Henri-Thomas Lokondo est déterminé à aller jusqu'au bout. « Ma candidature, c'est l'expression de la liberté et de la démocratie », souligne Lokondo à ceux qui estiment que sa démarche est suicidaire. Et de poursuivre : « J'ai la conviction qu'ils ont peur de ma candidature. Je dirai que j'ai déjà gagné cette élection sur le plan de l'opinion... »

Selon les analystes, dans un vote où l'Opposition devra lui faire la part belle pour contrer le candidat du FCC-CACH, Lokondo a derrière lui les aigris du FCC qui n'ont pas apprécié la procédure de désignation de Jeannine Mabunda. Ceux-ci auraient préféré l'organisation des consultations en interne.

De son côté, la candidate PPRD Mabunda, qui est intervenue dimanche sur les ondes de la radio Top Congo, a souligné que sa candidature est un choix du consensus entre le Président de la République Félix-Antoine Tshisekedi au travers de sa plateforme CACH et la plateforme politique de l'ex-Majorité présidentielle, le FCC, dont Joseph Kabila est l'autorité morale.

Premiers signes de friction

L'élection du bureau définitif de l'Assemblée nationale a mis à nu les intentions cachées de la majorité parlementaire où le FCC, regroupement politique de Joseph Kabikla, tient à s'imposer comme le seul maitre du jeu dans l'Hémicycle. Dans un premier temps, le FCC s'est constitué en bloc pour arracher 6 de 7 postes du bureau définitif de l'Assemblée nationale, ne laissant qu'une portion insignifiante à l'opposition. Et comme si cela ne suffisait pas, le FCC se bat pour embrigader Fabrice Puela et faire valider sa candidature comme rapporteur adjoint, malgré le véto de son regroupement politique, la Dynamique de l'opposition.

A tout prendre, l'Assemblée nationale est à son premier couac.
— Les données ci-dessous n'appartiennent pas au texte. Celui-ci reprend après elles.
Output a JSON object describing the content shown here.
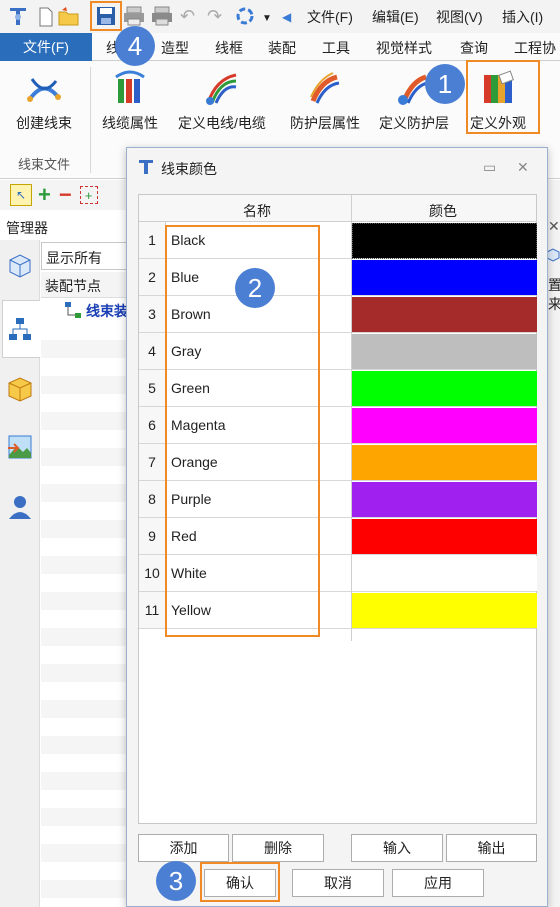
{
  "qat": {
    "menus": [
      "文件(F)",
      "编辑(E)",
      "视图(V)",
      "插入(I)"
    ]
  },
  "tabs": {
    "file": "文件(F)",
    "items": [
      "线",
      "造型",
      "线框",
      "装配",
      "工具",
      "视觉样式",
      "查询",
      "工程协"
    ]
  },
  "ribbon": {
    "buttons": [
      "创建线束",
      "线缆属性",
      "定义电线/电缆",
      "防护层属性",
      "定义防护层",
      "定义外观"
    ],
    "group_label": "线束文件"
  },
  "left_panel": {
    "manager": "管理器",
    "filter_value": "显示所有",
    "tree_header": "装配节点",
    "tree_node": "线束装"
  },
  "right_edge": {
    "chars": [
      "置",
      "来"
    ]
  },
  "dialog": {
    "title": "线束颜色",
    "col_name": "名称",
    "col_color": "颜色",
    "rows": [
      {
        "num": "1",
        "name": "Black",
        "color": "#000000"
      },
      {
        "num": "2",
        "name": "Blue",
        "color": "#0000ff"
      },
      {
        "num": "3",
        "name": "Brown",
        "color": "#a52a2a"
      },
      {
        "num": "4",
        "name": "Gray",
        "color": "#bebebe"
      },
      {
        "num": "5",
        "name": "Green",
        "color": "#00ff00"
      },
      {
        "num": "6",
        "name": "Magenta",
        "color": "#ff00ff"
      },
      {
        "num": "7",
        "name": "Orange",
        "color": "#ffa500"
      },
      {
        "num": "8",
        "name": "Purple",
        "color": "#a020f0"
      },
      {
        "num": "9",
        "name": "Red",
        "color": "#ff0000"
      },
      {
        "num": "10",
        "name": "White",
        "color": "#ffffff"
      },
      {
        "num": "11",
        "name": "Yellow",
        "color": "#ffff00"
      }
    ],
    "btn_add": "添加",
    "btn_delete": "删除",
    "btn_import": "输入",
    "btn_export": "输出",
    "btn_ok": "确认",
    "btn_cancel": "取消",
    "btn_apply": "应用"
  },
  "callouts": [
    "1",
    "2",
    "3",
    "4"
  ],
  "colors": {
    "accent_blue": "#2a6ebb",
    "highlight_orange": "#f08a24",
    "callout_blue": "#4a7fd4"
  }
}
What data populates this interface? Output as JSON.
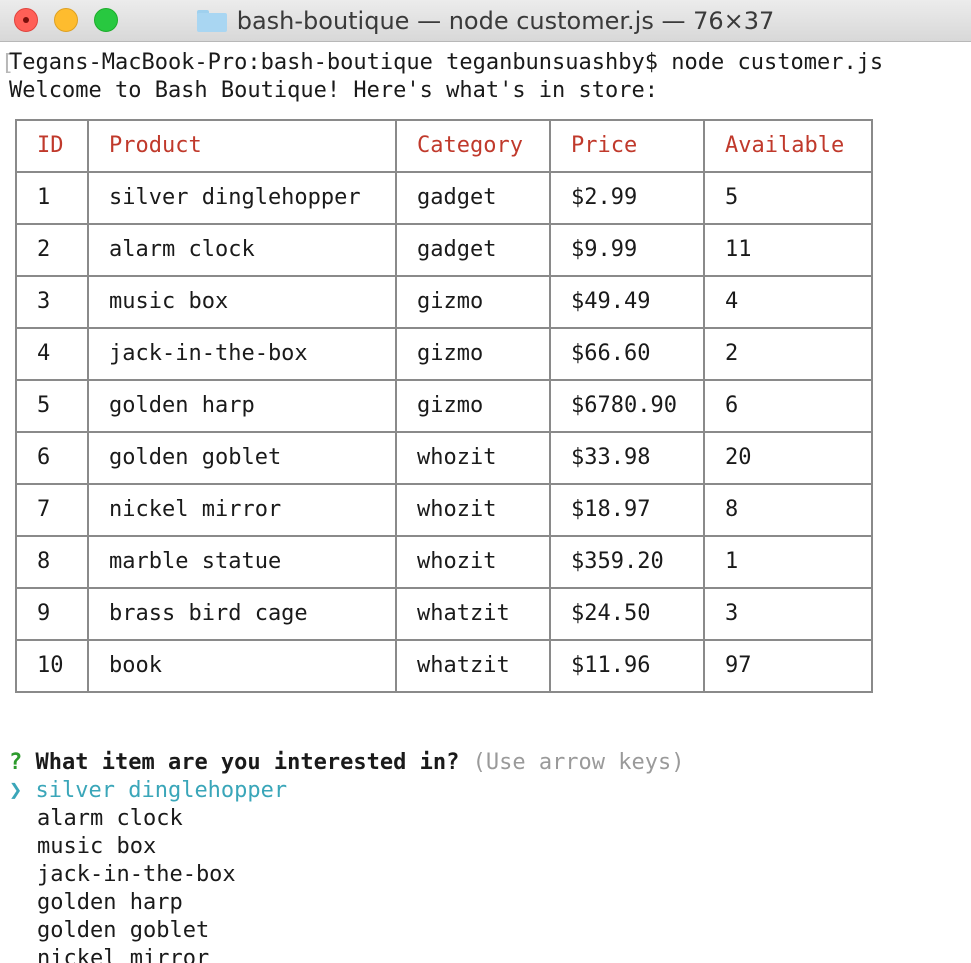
{
  "window": {
    "title": "bash-boutique — node customer.js — 76×37"
  },
  "terminal": {
    "prompt_line": "Tegans-MacBook-Pro:bash-boutique teganbunsuashby$ node customer.js",
    "welcome_line": "Welcome to Bash Boutique! Here's what's in store:",
    "table": {
      "headers": [
        "ID",
        "Product",
        "Category",
        "Price",
        "Available"
      ],
      "rows": [
        [
          "1",
          "silver dinglehopper",
          "gadget",
          "$2.99",
          "5"
        ],
        [
          "2",
          "alarm clock",
          "gadget",
          "$9.99",
          "11"
        ],
        [
          "3",
          "music box",
          "gizmo",
          "$49.49",
          "4"
        ],
        [
          "4",
          "jack-in-the-box",
          "gizmo",
          "$66.60",
          "2"
        ],
        [
          "5",
          "golden harp",
          "gizmo",
          "$6780.90",
          "6"
        ],
        [
          "6",
          "golden goblet",
          "whozit",
          "$33.98",
          "20"
        ],
        [
          "7",
          "nickel mirror",
          "whozit",
          "$18.97",
          "8"
        ],
        [
          "8",
          "marble statue",
          "whozit",
          "$359.20",
          "1"
        ],
        [
          "9",
          "brass bird cage",
          "whatzit",
          "$24.50",
          "3"
        ],
        [
          "10",
          "book",
          "whatzit",
          "$11.96",
          "97"
        ]
      ]
    },
    "question": {
      "marker": "?",
      "text": "What item are you interested in?",
      "hint": "(Use arrow keys)"
    },
    "menu": {
      "pointer": "❯",
      "selected": "silver dinglehopper",
      "options": [
        "alarm clock",
        "music box",
        "jack-in-the-box",
        "golden harp",
        "golden goblet",
        "nickel mirror"
      ]
    }
  },
  "colors": {
    "header_text": "#c0392b",
    "question_mark": "#2d9b2d",
    "selected_option": "#3aa6b9",
    "hint_text": "#9a9a9a"
  }
}
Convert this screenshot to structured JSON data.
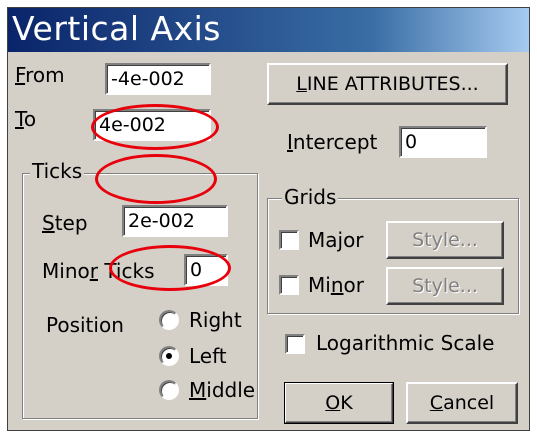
{
  "window": {
    "title": "Vertical Axis"
  },
  "range": {
    "from_label": "From",
    "from_value": "-4e-002",
    "to_label": "To",
    "to_value": "4e-002"
  },
  "ticks": {
    "group_label": "Ticks",
    "step_label": "Step",
    "step_value": "2e-002",
    "minor_label": "Minor Ticks",
    "minor_value": "0",
    "position_label": "Position",
    "options": [
      "Right",
      "Left",
      "Middle"
    ],
    "selected": "Left"
  },
  "line_attributes_label": "LINE ATTRIBUTES...",
  "intercept": {
    "label": "Intercept",
    "value": "0"
  },
  "grids": {
    "group_label": "Grids",
    "major_label": "Major",
    "major_checked": false,
    "minor_label": "Minor",
    "minor_checked": false,
    "style_label": "Style..."
  },
  "logarithmic": {
    "label": "Logarithmic Scale",
    "checked": false
  },
  "buttons": {
    "ok": "OK",
    "cancel": "Cancel"
  },
  "colors": {
    "face": "#d4d0c8",
    "title_start": "#0a246a",
    "title_end": "#a6caf0",
    "annotation": "#e8000b"
  }
}
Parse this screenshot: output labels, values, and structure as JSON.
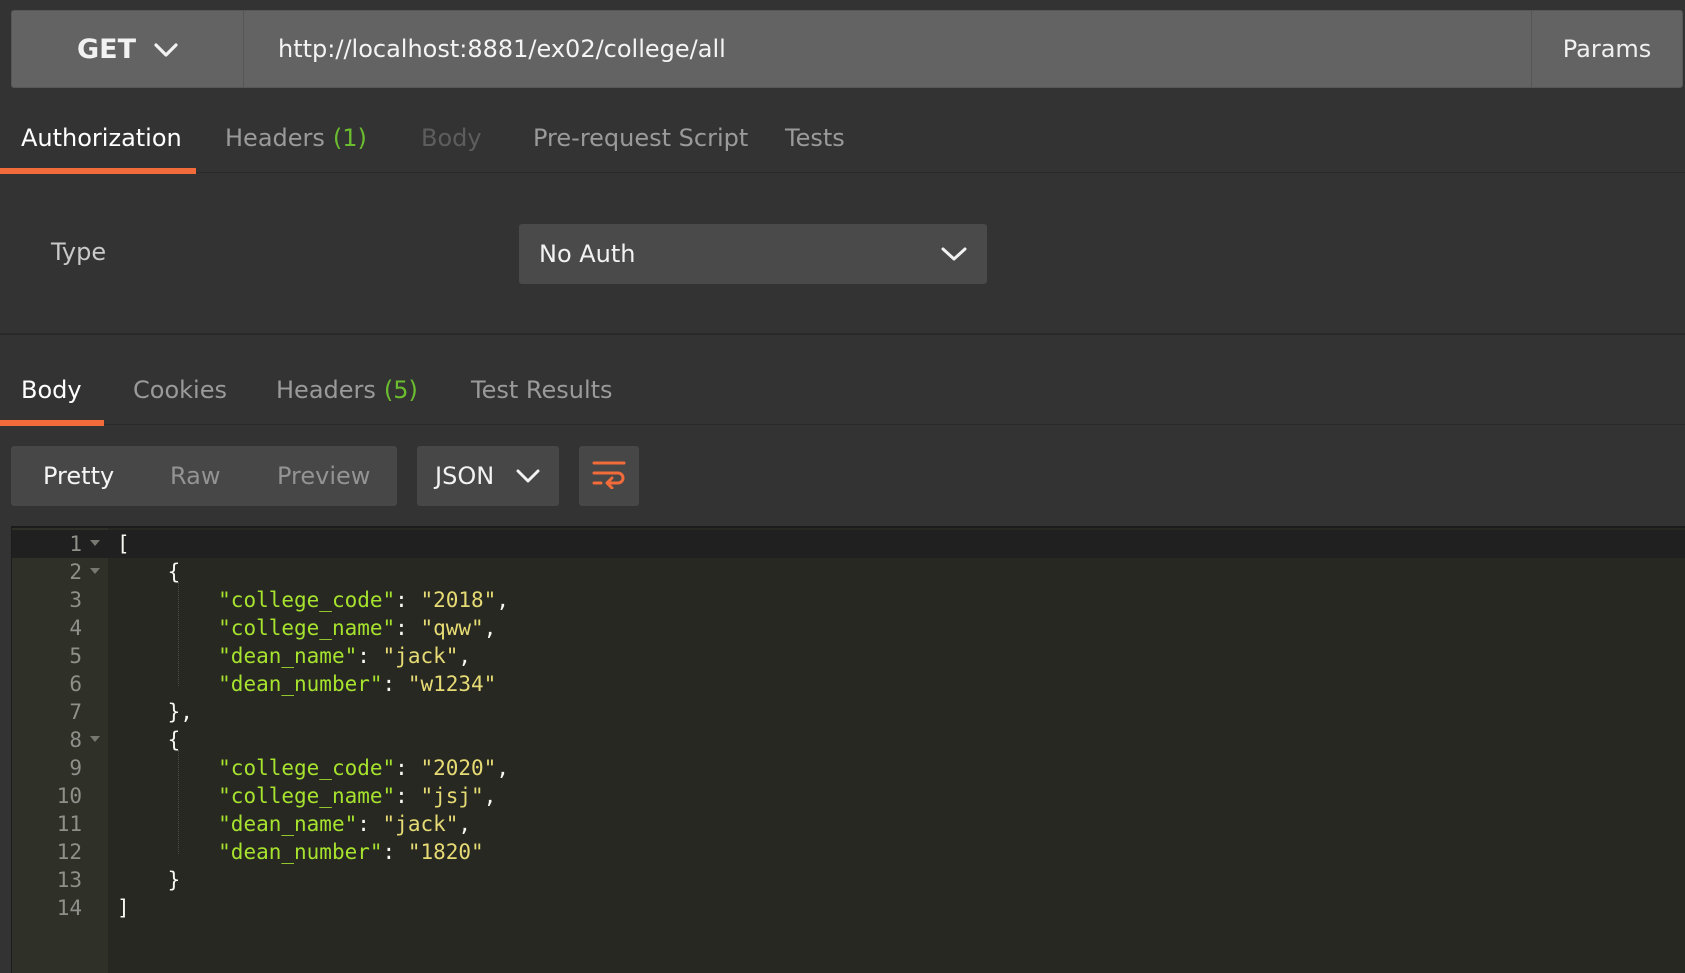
{
  "request": {
    "method": "GET",
    "url": "http://localhost:8881/ex02/college/all",
    "params_label": "Params"
  },
  "request_tabs": [
    {
      "label": "Authorization"
    },
    {
      "label": "Headers",
      "count": "(1)"
    },
    {
      "label": "Body"
    },
    {
      "label": "Pre-request Script"
    },
    {
      "label": "Tests"
    }
  ],
  "authorization": {
    "type_label": "Type",
    "type_value": "No Auth"
  },
  "response_tabs": [
    {
      "label": "Body"
    },
    {
      "label": "Cookies"
    },
    {
      "label": "Headers",
      "count": "(5)"
    },
    {
      "label": "Test Results"
    }
  ],
  "view_modes": [
    "Pretty",
    "Raw",
    "Preview"
  ],
  "format": "JSON",
  "code_lines": [
    {
      "num": "1",
      "open": "[",
      "k": "",
      "mid": "",
      "v": "",
      "close": ""
    },
    {
      "num": "2",
      "open": "    {",
      "k": "",
      "mid": "",
      "v": "",
      "close": ""
    },
    {
      "num": "3",
      "open": "        ",
      "k": "\"college_code\"",
      "mid": ": ",
      "v": "\"2018\"",
      "close": ","
    },
    {
      "num": "4",
      "open": "        ",
      "k": "\"college_name\"",
      "mid": ": ",
      "v": "\"qww\"",
      "close": ","
    },
    {
      "num": "5",
      "open": "        ",
      "k": "\"dean_name\"",
      "mid": ": ",
      "v": "\"jack\"",
      "close": ","
    },
    {
      "num": "6",
      "open": "        ",
      "k": "\"dean_number\"",
      "mid": ": ",
      "v": "\"w1234\"",
      "close": ""
    },
    {
      "num": "7",
      "open": "    },",
      "k": "",
      "mid": "",
      "v": "",
      "close": ""
    },
    {
      "num": "8",
      "open": "    {",
      "k": "",
      "mid": "",
      "v": "",
      "close": ""
    },
    {
      "num": "9",
      "open": "        ",
      "k": "\"college_code\"",
      "mid": ": ",
      "v": "\"2020\"",
      "close": ","
    },
    {
      "num": "10",
      "open": "        ",
      "k": "\"college_name\"",
      "mid": ": ",
      "v": "\"jsj\"",
      "close": ","
    },
    {
      "num": "11",
      "open": "        ",
      "k": "\"dean_name\"",
      "mid": ": ",
      "v": "\"jack\"",
      "close": ","
    },
    {
      "num": "12",
      "open": "        ",
      "k": "\"dean_number\"",
      "mid": ": ",
      "v": "\"1820\"",
      "close": ""
    },
    {
      "num": "13",
      "open": "    }",
      "k": "",
      "mid": "",
      "v": "",
      "close": ""
    },
    {
      "num": "14",
      "open": "]",
      "k": "",
      "mid": "",
      "v": "",
      "close": ""
    }
  ],
  "colors": {
    "accent": "#f26b3a",
    "count": "#6bbd2f",
    "json_key": "#a6e22e",
    "json_string": "#e6db74"
  }
}
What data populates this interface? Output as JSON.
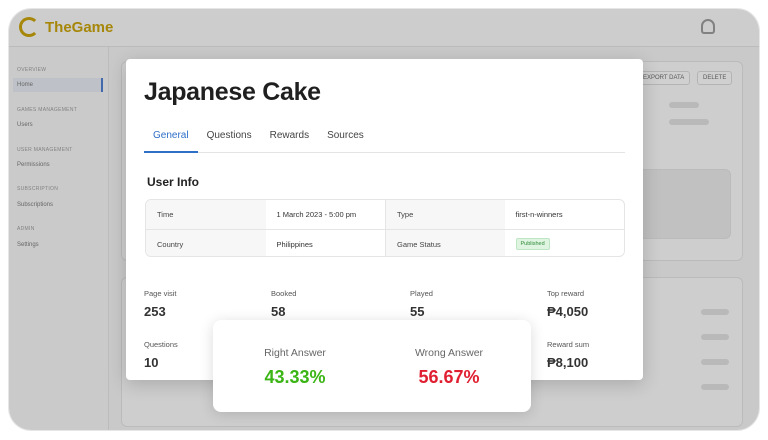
{
  "background": {
    "app_name": "TheGame",
    "sidebar": {
      "groups": [
        "OVERVIEW",
        "GAMES MANAGEMENT",
        "USER MANAGEMENT",
        "SUBSCRIPTION",
        "ADMIN"
      ],
      "items": [
        "Home",
        "Users",
        "Permissions",
        "Subscriptions",
        "Settings"
      ]
    },
    "buttons": [
      "EXPORT DATA",
      "DELETE"
    ]
  },
  "modal": {
    "title": "Japanese Cake",
    "tabs": [
      {
        "label": "General",
        "active": true
      },
      {
        "label": "Questions",
        "active": false
      },
      {
        "label": "Rewards",
        "active": false
      },
      {
        "label": "Sources",
        "active": false
      }
    ],
    "section_title": "User Info",
    "info": {
      "time_label": "Time",
      "time_value": "1 March 2023 - 5:00  pm",
      "type_label": "Type",
      "type_value": "first-n-winners",
      "country_label": "Country",
      "country_value": "Philippines",
      "status_label": "Game Status",
      "status_value": "Published"
    },
    "stats": {
      "page_visit_label": "Page visit",
      "page_visit_value": "253",
      "booked_label": "Booked",
      "booked_value": "58",
      "played_label": "Played",
      "played_value": "55",
      "top_reward_label": "Top reward",
      "top_reward_value": "₱4,050",
      "questions_label": "Questions",
      "questions_value": "10",
      "reward_sum_label": "Reward sum",
      "reward_sum_value": "₱8,100"
    }
  },
  "answers": {
    "right_label": "Right Answer",
    "right_value": "43.33%",
    "right_color": "#3bb515",
    "wrong_label": "Wrong Answer",
    "wrong_value": "56.67%",
    "wrong_color": "#e02032"
  },
  "colors": {
    "accent": "#2f6fc6",
    "brand": "#c9a200",
    "badge_bg": "#dff5e1"
  }
}
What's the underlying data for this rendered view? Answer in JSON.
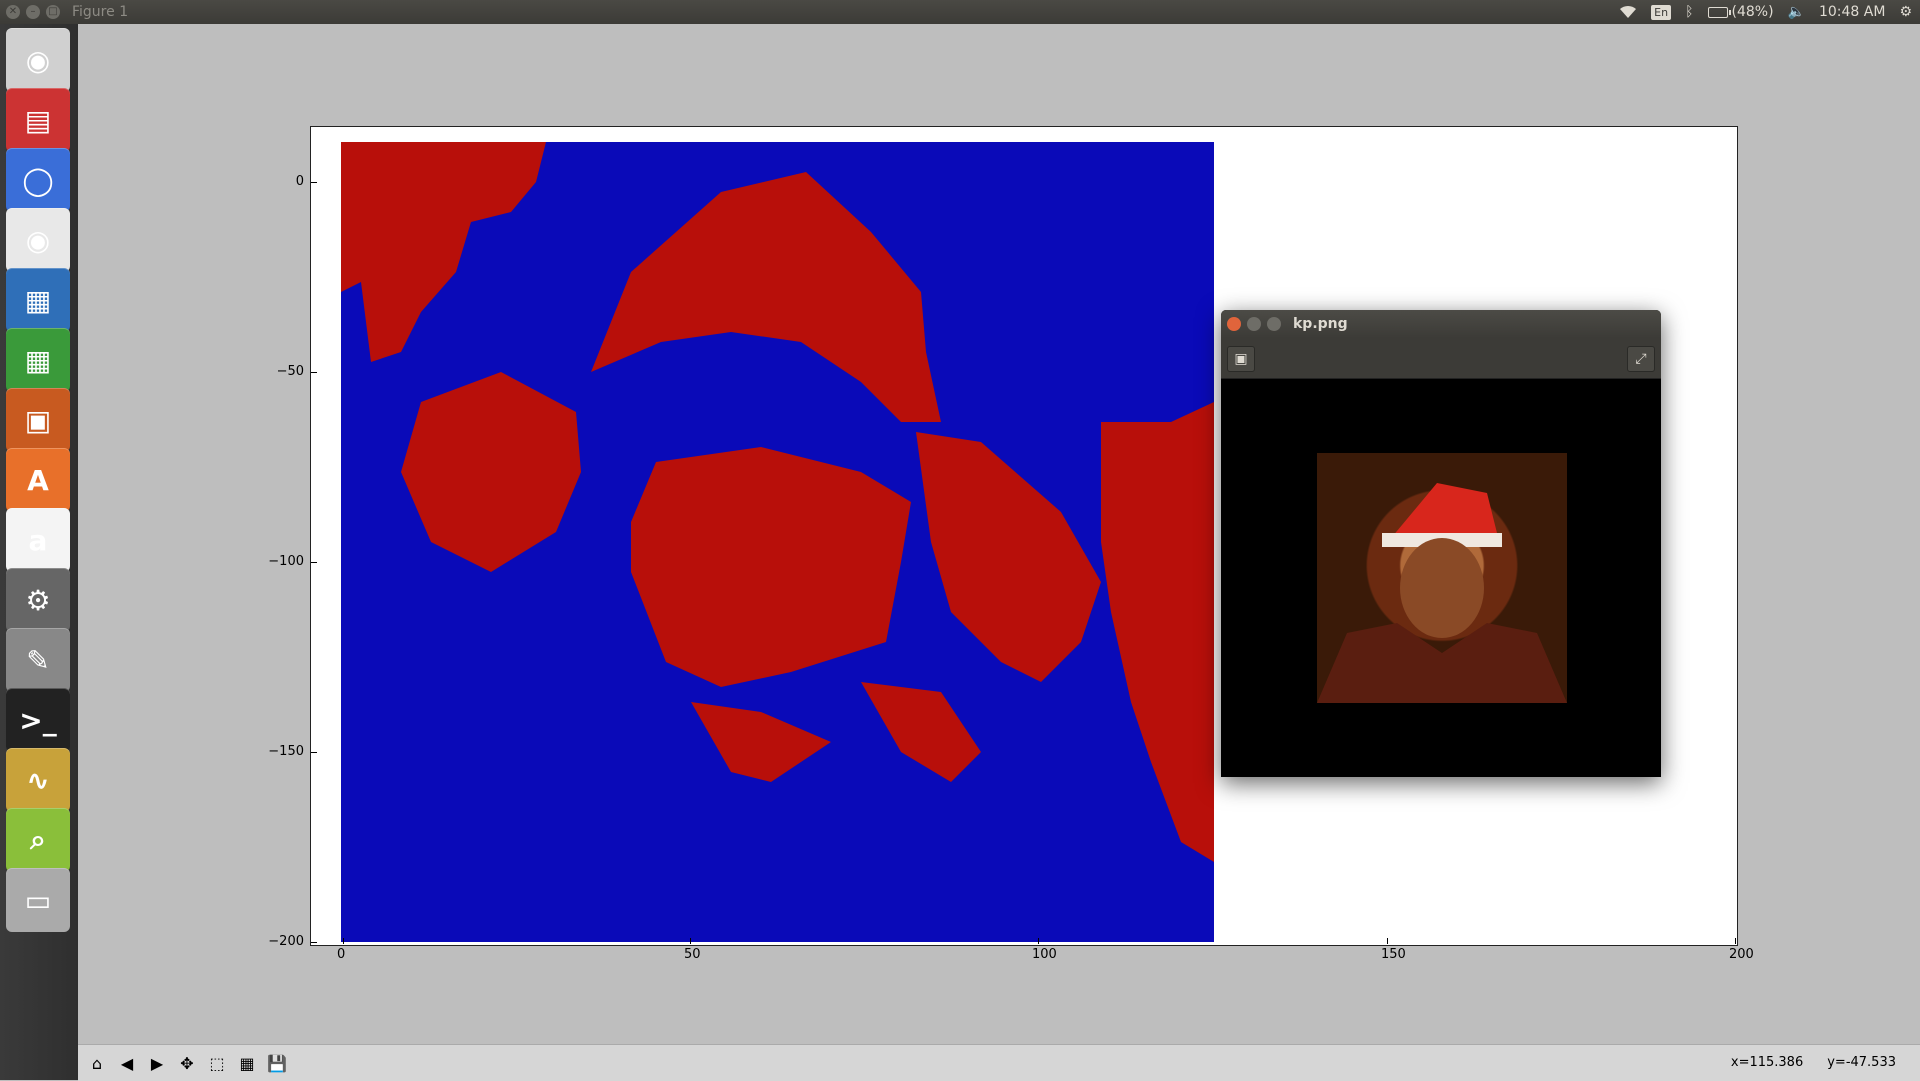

Ce n'est que le début. Car, dans la configuration actuelle de la chambre basse du Parlement, le FCC et ses nouveaux alliés, à savoir l'Udps et l'Unc, réservent bien des surprises. En face, l'opposition se tient sur ses gardes. Elle a d'ailleurs promis d'user de tous les moyens en sa possession pour laisser le champ libre au FCC. Autant dire que c'est mal parti. La confusion qui entoure l'élection du bureau définitif de l'Assemblée nationale est le prélude de vives tensions qui vont entourer cette mandature.